Change that leads to better lives

Small Supports Evaluation reports

Small supports evaluation report 1 01

This report presents details of the evaluation of the Small Supports programme, delivered in partnership between NDTi, Beyond Limits, C-Change and Positive Support for You, funded by NHS England and the Local Government Association.

The Small Supports programme’s vision is for people with learning disabilities and/or autism who have been burdened by the reputations they have been given because of behaviours, reactions, support requirements, and large funding packages, to get support that’s right for them and provides them with a choice about where they live and what they do.

The programme is delivering four strands of activity (on going from April 2019):

  1. An online network to connect small supports organisations to offer mutual support and maintain a benchmark of quality.
  2. Recruiting 8 new sites who want to take this approach in order to widen the market offer.
  3. Residential and cross site learning days to share learning.
  4. A business school to support small support providers with information around financial process, funding, structures, and monitoring.

This report evaluates strands 2 and 3 of the programme, providing details of how these strands have been going, what has been working well, what has been challenging and presenting recommendations for the future of the programme.
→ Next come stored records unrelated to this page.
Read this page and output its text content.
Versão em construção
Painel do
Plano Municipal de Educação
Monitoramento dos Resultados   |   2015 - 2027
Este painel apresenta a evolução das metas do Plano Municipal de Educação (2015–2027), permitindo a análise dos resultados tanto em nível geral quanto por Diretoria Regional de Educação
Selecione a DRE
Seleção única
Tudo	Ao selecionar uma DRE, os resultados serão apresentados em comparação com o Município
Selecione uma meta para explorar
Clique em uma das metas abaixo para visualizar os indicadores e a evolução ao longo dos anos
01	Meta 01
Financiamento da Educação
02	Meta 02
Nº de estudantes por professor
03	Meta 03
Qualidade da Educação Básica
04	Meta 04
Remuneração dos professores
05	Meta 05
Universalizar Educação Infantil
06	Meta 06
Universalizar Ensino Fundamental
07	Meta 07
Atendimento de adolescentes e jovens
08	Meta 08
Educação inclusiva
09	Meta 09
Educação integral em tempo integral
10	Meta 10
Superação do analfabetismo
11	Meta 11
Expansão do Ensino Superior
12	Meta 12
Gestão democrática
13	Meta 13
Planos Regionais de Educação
Small supports evaluation report 2 01

This report explores the costs and benefits of individuals with a learning disability, mental health condition and/or autism receiving support from a Small Support organisation in England. Small Support organisations are unique support providers that have several things in common, including planning and delivering support in a truly person-centred way; person-led staff recruitment and training; structuring and using funding around the person; a separation of housing and support; strong partnerships between the individual and family, commissioners, and providers; and staying small.
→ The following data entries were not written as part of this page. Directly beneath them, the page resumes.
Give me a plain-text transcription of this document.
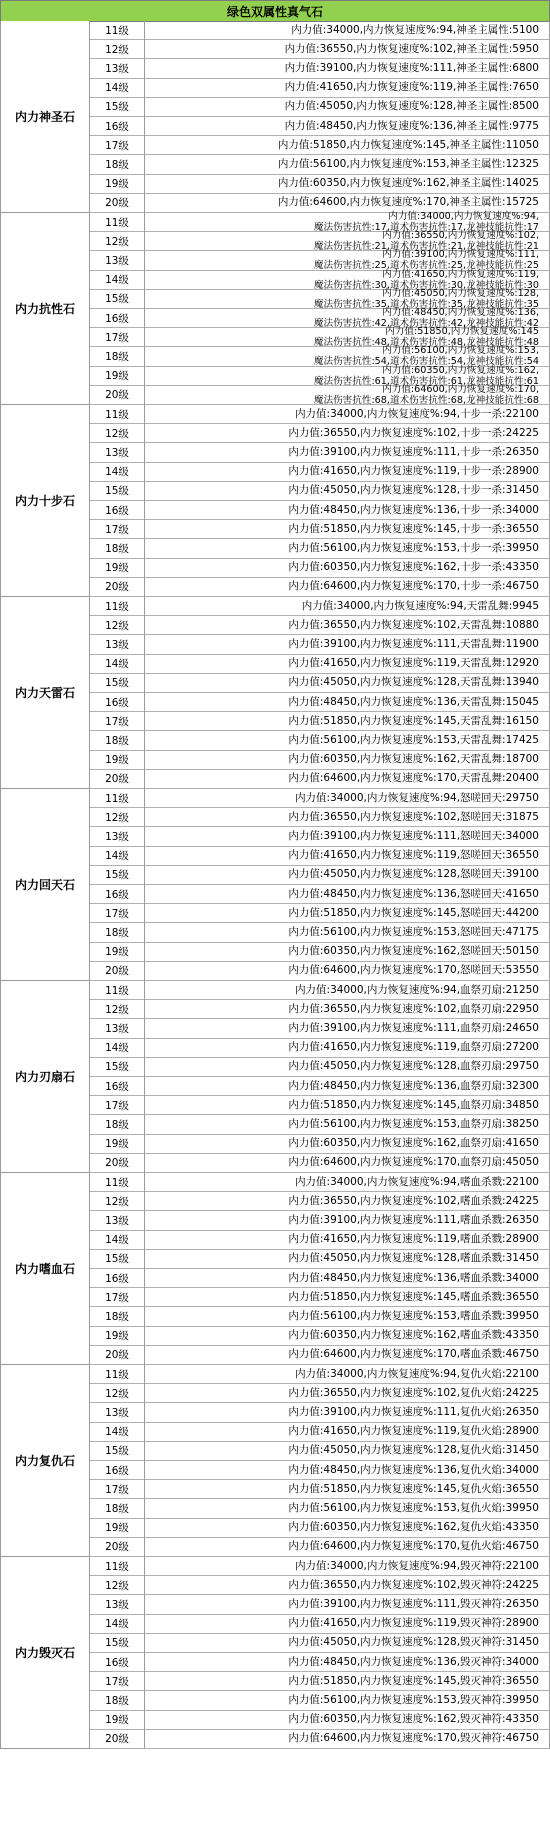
绿色双属性真气石
内力神圣石
11级	内力值:34000,内力恢复速度%:94,神圣主属性:5100
12级	内力值:36550,内力恢复速度%:102,神圣主属性:5950
13级	内力值:39100,内力恢复速度%:111,神圣主属性:6800
14级	内力值:41650,内力恢复速度%:119,神圣主属性:7650
15级	内力值:45050,内力恢复速度%:128,神圣主属性:8500
16级	内力值:48450,内力恢复速度%:136,神圣主属性:9775
17级	内力值:51850,内力恢复速度%:145,神圣主属性:11050
18级	内力值:56100,内力恢复速度%:153,神圣主属性:12325
19级	内力值:60350,内力恢复速度%:162,神圣主属性:14025
20级	内力值:64600,内力恢复速度%:170,神圣主属性:15725
内力抗性石
11级	内力值:34000,内力恢复速度%:94,
魔法伤害抗性:17,道术伤害抗性:17,龙神技能抗性:17
12级	内力值:36550,内力恢复速度%:102,
魔法伤害抗性:21,道术伤害抗性:21,龙神技能抗性:21
13级	内力值:39100,内力恢复速度%:111,
魔法伤害抗性:25,道术伤害抗性:25,龙神技能抗性:25
14级	内力值:41650,内力恢复速度%:119,
魔法伤害抗性:30,道术伤害抗性:30,龙神技能抗性:30
15级	内力值:45050,内力恢复速度%:128,
魔法伤害抗性:35,道术伤害抗性:35,龙神技能抗性:35
16级	内力值:48450,内力恢复速度%:136,
魔法伤害抗性:42,道术伤害抗性:42,龙神技能抗性:42
17级	内力值:51850,内力恢复速度%:145
魔法伤害抗性:48,道术伤害抗性:48,龙神技能抗性:48
18级	内力值:56100,内力恢复速度%:153,
魔法伤害抗性:54,道术伤害抗性:54,龙神技能抗性:54
19级	内力值:60350,内力恢复速度%:162,
魔法伤害抗性:61,道术伤害抗性:61,龙神技能抗性:61
20级	内力值:64600,内力恢复速度%:170,
魔法伤害抗性:68,道术伤害抗性:68,龙神技能抗性:68
内力十步石
11级	内力值:34000,内力恢复速度%:94,十步一杀:22100
12级	内力值:36550,内力恢复速度%:102,十步一杀:24225
13级	内力值:39100,内力恢复速度%:111,十步一杀:26350
14级	内力值:41650,内力恢复速度%:119,十步一杀:28900
15级	内力值:45050,内力恢复速度%:128,十步一杀:31450
16级	内力值:48450,内力恢复速度%:136,十步一杀:34000
17级	内力值:51850,内力恢复速度%:145,十步一杀:36550
18级	内力值:56100,内力恢复速度%:153,十步一杀:39950
19级	内力值:60350,内力恢复速度%:162,十步一杀:43350
20级	内力值:64600,内力恢复速度%:170,十步一杀:46750
内力天雷石
11级	内力值:34000,内力恢复速度%:94,天雷乱舞:9945
12级	内力值:36550,内力恢复速度%:102,天雷乱舞:10880
13级	内力值:39100,内力恢复速度%:111,天雷乱舞:11900
14级	内力值:41650,内力恢复速度%:119,天雷乱舞:12920
15级	内力值:45050,内力恢复速度%:128,天雷乱舞:13940
16级	内力值:48450,内力恢复速度%:136,天雷乱舞:15045
17级	内力值:51850,内力恢复速度%:145,天雷乱舞:16150
18级	内力值:56100,内力恢复速度%:153,天雷乱舞:17425
19级	内力值:60350,内力恢复速度%:162,天雷乱舞:18700
20级	内力值:64600,内力恢复速度%:170,天雷乱舞:20400
内力回天石
11级	内力值:34000,内力恢复速度%:94,怒嗟回天:29750
12级	内力值:36550,内力恢复速度%:102,怒嗟回天:31875
13级	内力值:39100,内力恢复速度%:111,怒嗟回天:34000
14级	内力值:41650,内力恢复速度%:119,怒嗟回天:36550
15级	内力值:45050,内力恢复速度%:128,怒嗟回天:39100
16级	内力值:48450,内力恢复速度%:136,怒嗟回天:41650
17级	内力值:51850,内力恢复速度%:145,怒嗟回天:44200
18级	内力值:56100,内力恢复速度%:153,怒嗟回天:47175
19级	内力值:60350,内力恢复速度%:162,怒嗟回天:50150
20级	内力值:64600,内力恢复速度%:170,怒嗟回天:53550
内力刃扇石
11级	内力值:34000,内力恢复速度%:94,血祭刃扇:21250
12级	内力值:36550,内力恢复速度%:102,血祭刃扇:22950
13级	内力值:39100,内力恢复速度%:111,血祭刃扇:24650
14级	内力值:41650,内力恢复速度%:119,血祭刃扇:27200
15级	内力值:45050,内力恢复速度%:128,血祭刃扇:29750
16级	内力值:48450,内力恢复速度%:136,血祭刃扇:32300
17级	内力值:51850,内力恢复速度%:145,血祭刃扇:34850
18级	内力值:56100,内力恢复速度%:153,血祭刃扇:38250
19级	内力值:60350,内力恢复速度%:162,血祭刃扇:41650
20级	内力值:64600,内力恢复速度%:170,血祭刃扇:45050
内力嗜血石
11级	内力值:34000,内力恢复速度%:94,嗜血杀戮:22100
12级	内力值:36550,内力恢复速度%:102,嗜血杀戮:24225
13级	内力值:39100,内力恢复速度%:111,嗜血杀戮:26350
14级	内力值:41650,内力恢复速度%:119,嗜血杀戮:28900
15级	内力值:45050,内力恢复速度%:128,嗜血杀戮:31450
16级	内力值:48450,内力恢复速度%:136,嗜血杀戮:34000
17级	内力值:51850,内力恢复速度%:145,嗜血杀戮:36550
18级	内力值:56100,内力恢复速度%:153,嗜血杀戮:39950
19级	内力值:60350,内力恢复速度%:162,嗜血杀戮:43350
20级	内力值:64600,内力恢复速度%:170,嗜血杀戮:46750
内力复仇石
11级	内力值:34000,内力恢复速度%:94,复仇火焰:22100
12级	内力值:36550,内力恢复速度%:102,复仇火焰:24225
13级	内力值:39100,内力恢复速度%:111,复仇火焰:26350
14级	内力值:41650,内力恢复速度%:119,复仇火焰:28900
15级	内力值:45050,内力恢复速度%:128,复仇火焰:31450
16级	内力值:48450,内力恢复速度%:136,复仇火焰:34000
17级	内力值:51850,内力恢复速度%:145,复仇火焰:36550
18级	内力值:56100,内力恢复速度%:153,复仇火焰:39950
19级	内力值:60350,内力恢复速度%:162,复仇火焰:43350
20级	内力值:64600,内力恢复速度%:170,复仇火焰:46750
内力毁灭石
11级	内力值:34000,内力恢复速度%:94,毁灭神符:22100
12级	内力值:36550,内力恢复速度%:102,毁灭神符:24225
13级	内力值:39100,内力恢复速度%:111,毁灭神符:26350
14级	内力值:41650,内力恢复速度%:119,毁灭神符:28900
15级	内力值:45050,内力恢复速度%:128,毁灭神符:31450
16级	内力值:48450,内力恢复速度%:136,毁灭神符:34000
17级	内力值:51850,内力恢复速度%:145,毁灭神符:36550
18级	内力值:56100,内力恢复速度%:153,毁灭神符:39950
19级	内力值:60350,内力恢复速度%:162,毁灭神符:43350
20级	内力值:64600,内力恢复速度%:170,毁灭神符:46750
Through a series of five costed case studies, based on real people who are currently supported by a Small Support organisation in England, this report details the fiscal and social values of these individuals being supported by a Small Support organisation in comparison to within an Assessment Treatment Units (ATUs).

Whilst it is important to remember that reducing costs to the public purse is not the primary aim of any Small Support organisation, this report highlights that such support arrangements can provide truly person-centred, bespoke, support to individuals whilst saving the public purse significant sums every year (over half a million pounds for the five individuals detailed in this report).
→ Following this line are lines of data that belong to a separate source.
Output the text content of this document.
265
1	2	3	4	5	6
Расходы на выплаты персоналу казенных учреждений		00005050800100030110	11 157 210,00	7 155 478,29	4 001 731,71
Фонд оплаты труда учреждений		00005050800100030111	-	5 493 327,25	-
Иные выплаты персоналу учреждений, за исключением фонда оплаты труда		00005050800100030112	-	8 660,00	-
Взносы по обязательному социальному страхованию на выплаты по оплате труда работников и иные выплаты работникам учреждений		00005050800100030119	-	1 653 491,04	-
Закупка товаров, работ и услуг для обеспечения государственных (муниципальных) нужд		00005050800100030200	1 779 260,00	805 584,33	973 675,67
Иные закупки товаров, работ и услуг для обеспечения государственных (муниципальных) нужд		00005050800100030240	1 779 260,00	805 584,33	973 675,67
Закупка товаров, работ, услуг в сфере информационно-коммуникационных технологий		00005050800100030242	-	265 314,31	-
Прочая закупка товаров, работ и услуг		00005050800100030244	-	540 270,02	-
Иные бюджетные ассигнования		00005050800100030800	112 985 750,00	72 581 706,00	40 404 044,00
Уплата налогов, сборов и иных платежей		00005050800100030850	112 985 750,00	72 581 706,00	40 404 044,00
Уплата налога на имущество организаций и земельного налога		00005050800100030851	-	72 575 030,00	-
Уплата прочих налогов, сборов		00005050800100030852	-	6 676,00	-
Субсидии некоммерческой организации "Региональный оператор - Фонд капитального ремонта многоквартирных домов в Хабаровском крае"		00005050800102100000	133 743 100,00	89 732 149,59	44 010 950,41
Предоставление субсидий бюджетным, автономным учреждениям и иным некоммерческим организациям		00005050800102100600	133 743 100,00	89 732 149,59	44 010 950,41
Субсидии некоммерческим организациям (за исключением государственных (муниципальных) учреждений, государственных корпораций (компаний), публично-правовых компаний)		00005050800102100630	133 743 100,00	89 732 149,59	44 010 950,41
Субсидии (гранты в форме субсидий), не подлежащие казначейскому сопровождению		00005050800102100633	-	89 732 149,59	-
It is important to note, that the previous costs presented in this report were provided by small supports organisations themselves, so are an indication of cost rather than a detailed breakdown. They do not include, for example any dowry payments that some individuals leaving long term secure settings receive, 117 or pooled budgets. Furthermore, the hidden costs to individuals, families, local areas/authorities and the UK economy are not presented, including, but not limited to:

  • Travel (and time) costs associated to families, carers and staff travelling to visit people in hospital.
  • The environmental cost of travelling to visit people in hospital.
  • Costs related to supporting families/carers around relatives being away.
  • Costs related to families, such as those associated to limited work opportunities due to relatives being in a secure setting. This reduces family income and income tax revenues. This cost is particularly associated to female family members/carers and therefore exacerbates gender inequalities in the UK.
  • Costs associated to secure services being delivered outside a local area, resulting in that area not benefiting from the “multiplier effect” of earnings and spending even though it is often that area that covers the costs of hospital care.
  • Cost to UK economy of some secure settings being owned by private companies based outside the UK.
  • Administrative costs of attending CTR’s, and tribunals etc. in secure settings.